Here there is no Greek or Jew, circumcised or uncircumcised, barbarian, Scythian, slave or free, but Christ is all, and is in all. Therefore, as God's chosen people, holy and dearly loved, clothe yourselves with compassion, kindness, humility, gentleness and patience. Bear with each other and forgive whatever grievances you may have against one another. Forgive as the Lord forgave you. And over all these virtues put on love, which binds them all together in perfect unity. Let the peace of Christ rule in your hearts, since as members of one body you were called to peace. And be thankful. Let the word of Christ dwell in you richly as you teach and admonish one another with all wisdom, and as you sing psalms, hymns and spiritual songs with gratitude in your hearts to God. And whatever you do, whether in word or deed, do it all in the name of the Lord Jesus, giving thanks to God the Father through him.

The church has flourished in times of governmental adversity, and decayed in times of governmental consent. One need only look at the church during the reign of the wrathful Roman emperors and in modern day China and compare it to the Church during the inquisition, the reformation, and World War II. We have reached the day where being a good American and a good Christian are synonymous.

The church, whether on the right or the left, should remember that a resort to politics to bring about the Kingdom of God is a damning statement that the church has failed. It is a damnable statement to say that there is no hope in Christ, only in governments led by failed and corrupt people.

In the violence of the world, the hurricanes of injustice and inequality will ebb and flow. But among God's people, the church, there is to be haven and safety, acceptance and peace. Not to change the world, but rather because of changed hearts that provide shelter.

While the government is important to all of our lives, it is the church, not the United States of America, where one should look to find equality, hope, love, support and wisdom. Our hope is in Christ, and not the constitution.

Regardless of the government, the church should be the one place where something is done because it is the right thing to do.

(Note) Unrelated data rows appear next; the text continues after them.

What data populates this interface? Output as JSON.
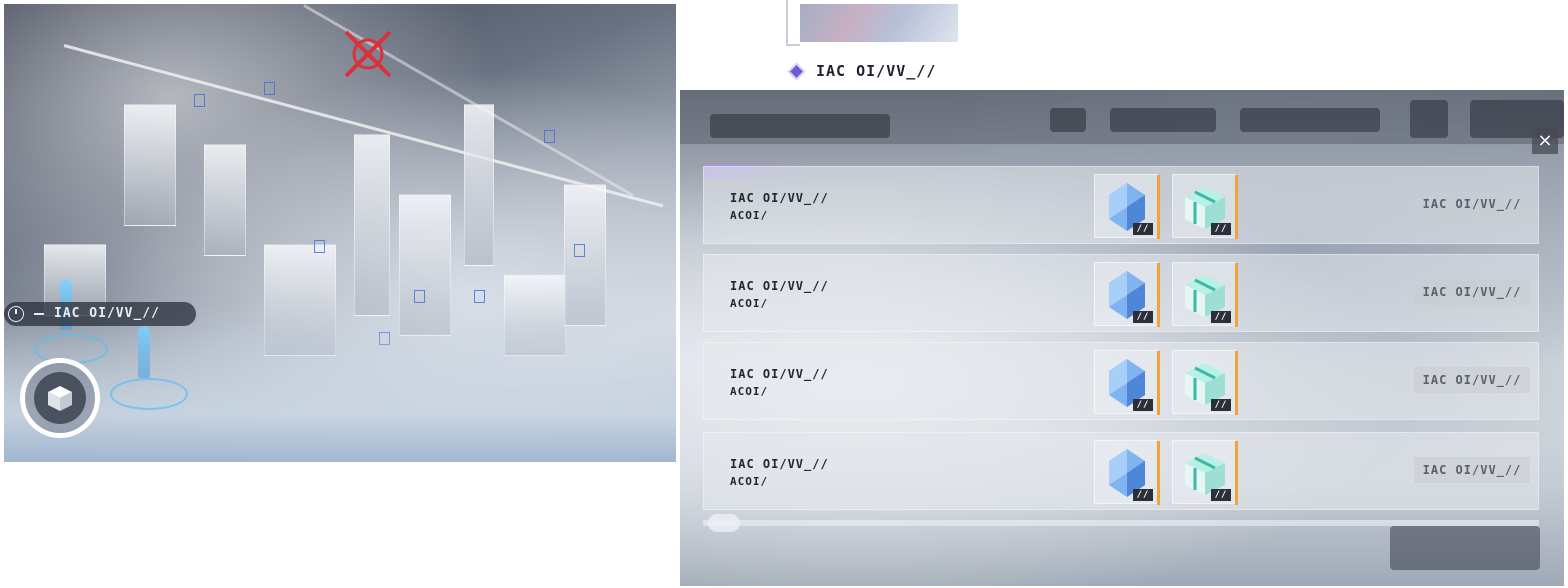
{
  "city_scene": {
    "label": "IAC OI/VV_//"
  },
  "inset": {
    "label": "IAC OI/VV_//"
  },
  "panel": {
    "close_label": "×",
    "missions": [
      {
        "title": "IAC OI/VV_//",
        "subtitle": "ACOI/",
        "reward_count_1": "//",
        "reward_count_2": "//",
        "button_label": "IAC OI/VV_//"
      },
      {
        "title": "IAC OI/VV_//",
        "subtitle": "ACOI/",
        "reward_count_1": "//",
        "reward_count_2": "//",
        "button_label": "IAC OI/VV_//"
      },
      {
        "title": "IAC OI/VV_//",
        "subtitle": "ACOI/",
        "reward_count_1": "//",
        "reward_count_2": "//",
        "button_label": "IAC OI/VV_//"
      },
      {
        "title": "IAC OI/VV_//",
        "subtitle": "ACOI/",
        "reward_count_1": "//",
        "reward_count_2": "//",
        "button_label": "IAC OI/VV_//"
      }
    ]
  },
  "colors": {
    "accent_purple": "#6c5cd6",
    "reward_accent": "#f2a23a",
    "hologram_blue": "#5abef0",
    "marker_red": "#d8323c"
  },
  "icons": [
    "clock-icon",
    "cube-icon",
    "target-marker-icon",
    "diamond-icon",
    "crystal-icon",
    "gift-box-icon",
    "close-icon"
  ]
}
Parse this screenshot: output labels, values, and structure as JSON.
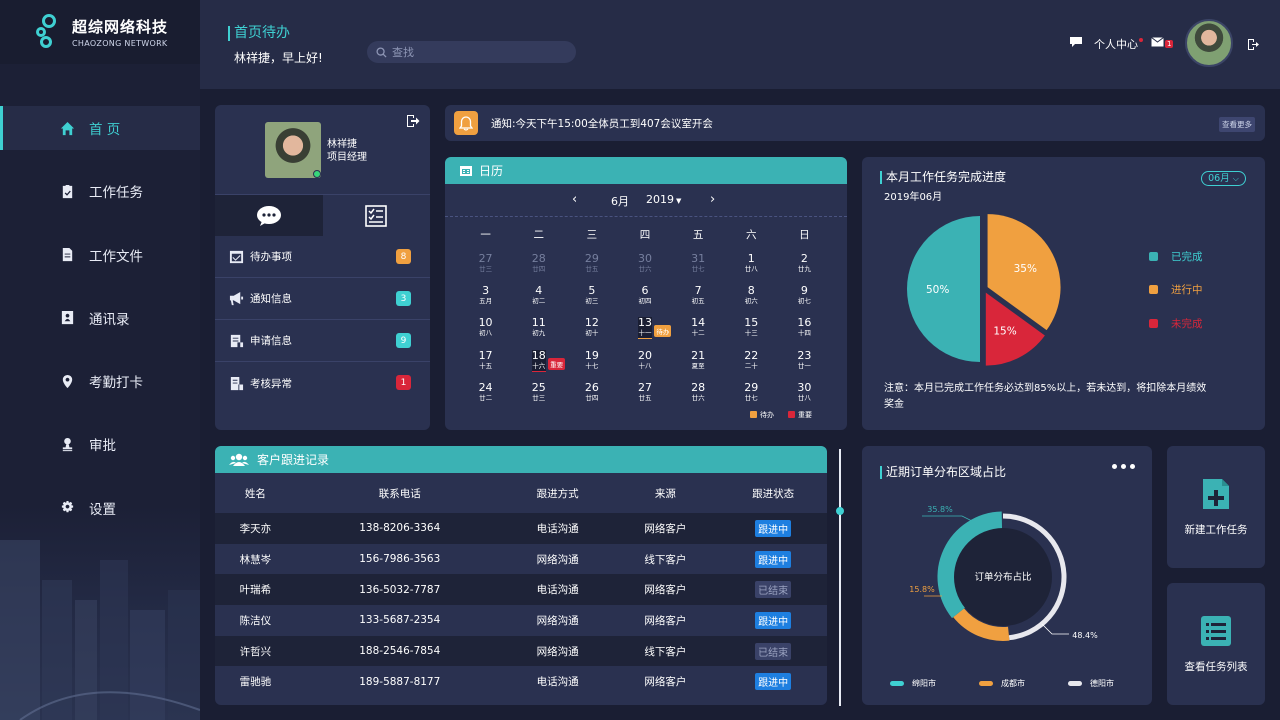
{
  "brand": {
    "name_cn": "超综网络科技",
    "name_en": "CHAOZONG NETWORK"
  },
  "nav": [
    {
      "label": "首 页",
      "icon": "home-icon",
      "active": true
    },
    {
      "label": "工作任务",
      "icon": "clipboard-icon"
    },
    {
      "label": "工作文件",
      "icon": "document-icon"
    },
    {
      "label": "通讯录",
      "icon": "contacts-icon"
    },
    {
      "label": "考勤打卡",
      "icon": "location-pin-icon"
    },
    {
      "label": "审批",
      "icon": "approval-icon"
    },
    {
      "label": "设置",
      "icon": "gear-icon"
    }
  ],
  "header": {
    "title": "首页待办",
    "greeting": "林祥捷，早上好!",
    "search_placeholder": "查找",
    "personal_center": "个人中心",
    "mail_count": "1"
  },
  "profile": {
    "name": "林祥捷",
    "role": "项目经理",
    "menu": [
      {
        "label": "待办事项",
        "count": "8",
        "color": "#f0a040"
      },
      {
        "label": "通知信息",
        "count": "3",
        "color": "#3fd0d2"
      },
      {
        "label": "申请信息",
        "count": "9",
        "color": "#3fd0d2"
      },
      {
        "label": "考核异常",
        "count": "1",
        "color": "#d9263a"
      }
    ]
  },
  "notice": {
    "text": "通知:今天下午15:00全体员工到407会议室开会",
    "more": "查看更多"
  },
  "calendar": {
    "title": "日历",
    "month": "6月",
    "year": "2019",
    "weekdays": [
      "一",
      "二",
      "三",
      "四",
      "五",
      "六",
      "日"
    ],
    "weeks": [
      [
        [
          "27",
          "廿三",
          1
        ],
        [
          "28",
          "廿四",
          1
        ],
        [
          "29",
          "廿五",
          1
        ],
        [
          "30",
          "廿六",
          1
        ],
        [
          "31",
          "廿七",
          1
        ],
        [
          "1",
          "廿八",
          0
        ],
        [
          "2",
          "廿九",
          0
        ]
      ],
      [
        [
          "3",
          "五月",
          0
        ],
        [
          "4",
          "初二",
          0
        ],
        [
          "5",
          "初三",
          0
        ],
        [
          "6",
          "初四",
          0
        ],
        [
          "7",
          "初五",
          0
        ],
        [
          "8",
          "初六",
          0
        ],
        [
          "9",
          "初七",
          0
        ]
      ],
      [
        [
          "10",
          "初八",
          0
        ],
        [
          "11",
          "初九",
          0
        ],
        [
          "12",
          "初十",
          0
        ],
        [
          "13",
          "十一",
          0
        ],
        [
          "14",
          "十二",
          0
        ],
        [
          "15",
          "十三",
          0
        ],
        [
          "16",
          "十四",
          0
        ]
      ],
      [
        [
          "17",
          "十五",
          0
        ],
        [
          "18",
          "十六",
          0
        ],
        [
          "19",
          "十七",
          0
        ],
        [
          "20",
          "十八",
          0
        ],
        [
          "21",
          "夏至",
          0
        ],
        [
          "22",
          "二十",
          0
        ],
        [
          "23",
          "廿一",
          0
        ]
      ],
      [
        [
          "24",
          "廿二",
          0
        ],
        [
          "25",
          "廿三",
          0
        ],
        [
          "26",
          "廿四",
          0
        ],
        [
          "27",
          "廿五",
          0
        ],
        [
          "28",
          "廿六",
          0
        ],
        [
          "29",
          "廿七",
          0
        ],
        [
          "30",
          "廿八",
          0
        ]
      ]
    ],
    "tags": {
      "todo": "待办",
      "important": "重要"
    },
    "legend": [
      {
        "label": "待办",
        "color": "#f0a040"
      },
      {
        "label": "重要",
        "color": "#d9263a"
      }
    ]
  },
  "progress": {
    "title": "本月工作任务完成进度",
    "subtitle": "2019年06月",
    "month_select": "06月",
    "note": "注意：本月已完成工作任务必达到85%以上，若未达到，将扣除本月绩效奖金",
    "chart_data": {
      "type": "pie",
      "slices": [
        {
          "name": "已完成",
          "value": 50,
          "label": "50%",
          "color": "#3bb2b4"
        },
        {
          "name": "进行中",
          "value": 35,
          "label": "35%",
          "color": "#f0a040"
        },
        {
          "name": "未完成",
          "value": 15,
          "label": "15%",
          "color": "#d9263a"
        }
      ]
    }
  },
  "customers": {
    "title": "客户跟进记录",
    "columns": [
      "姓名",
      "联系电话",
      "跟进方式",
      "来源",
      "跟进状态"
    ],
    "rows": [
      [
        "李天亦",
        "138-8206-3364",
        "电话沟通",
        "网络客户",
        "跟进中"
      ],
      [
        "林慧岑",
        "156-7986-3563",
        "网络沟通",
        "线下客户",
        "跟进中"
      ],
      [
        "叶瑞希",
        "136-5032-7787",
        "电话沟通",
        "网络客户",
        "已结束"
      ],
      [
        "陈洁仪",
        "133-5687-2354",
        "网络沟通",
        "网络客户",
        "跟进中"
      ],
      [
        "许哲兴",
        "188-2546-7854",
        "网络沟通",
        "线下客户",
        "已结束"
      ],
      [
        "雷驰驰",
        "189-5887-8177",
        "电话沟通",
        "网络客户",
        "跟进中"
      ]
    ]
  },
  "orders": {
    "title": "近期订单分布区域占比",
    "center_label": "订单分布占比",
    "chart_data": {
      "type": "pie",
      "series": [
        {
          "name": "绵阳市",
          "value": 35.8,
          "label": "35.8%",
          "color": "#3bb2b4"
        },
        {
          "name": "成都市",
          "value": 15.8,
          "label": "15.8%",
          "color": "#f0a040"
        },
        {
          "name": "德阳市",
          "value": 48.4,
          "label": "48.4%",
          "color": "#e8e8ee"
        }
      ]
    }
  },
  "actions": [
    {
      "label": "新建工作任务",
      "icon": "new-task-icon"
    },
    {
      "label": "查看任务列表",
      "icon": "task-list-icon"
    }
  ]
}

On Tuesday, November 4, 2008, we have the government-created right to elect a leader of this country, and one which we as God's people should exercise. No matter who it is you vote for, that choice will be a selfish one in which you will decide who will make you most comfortable with the future unknowns.

But in the end, Christ's kingdom is not on the line, and we wield no power over God's sovereign plan for His people. A vote for Obama is not a vote against God, nor is a vote for McCain a vote for God. Our witness to the truths of Christ is not found in our political record, but how we love one another.

Its His bus, and like Rosa Parks, we are just along for the ride.

Perhaps Rosa would have done more for our country by sitting on the front pew of the First Baptist Church of Montgomery.

But then again, perhaps it is easier to find justice and equality in courts and governments than in the church.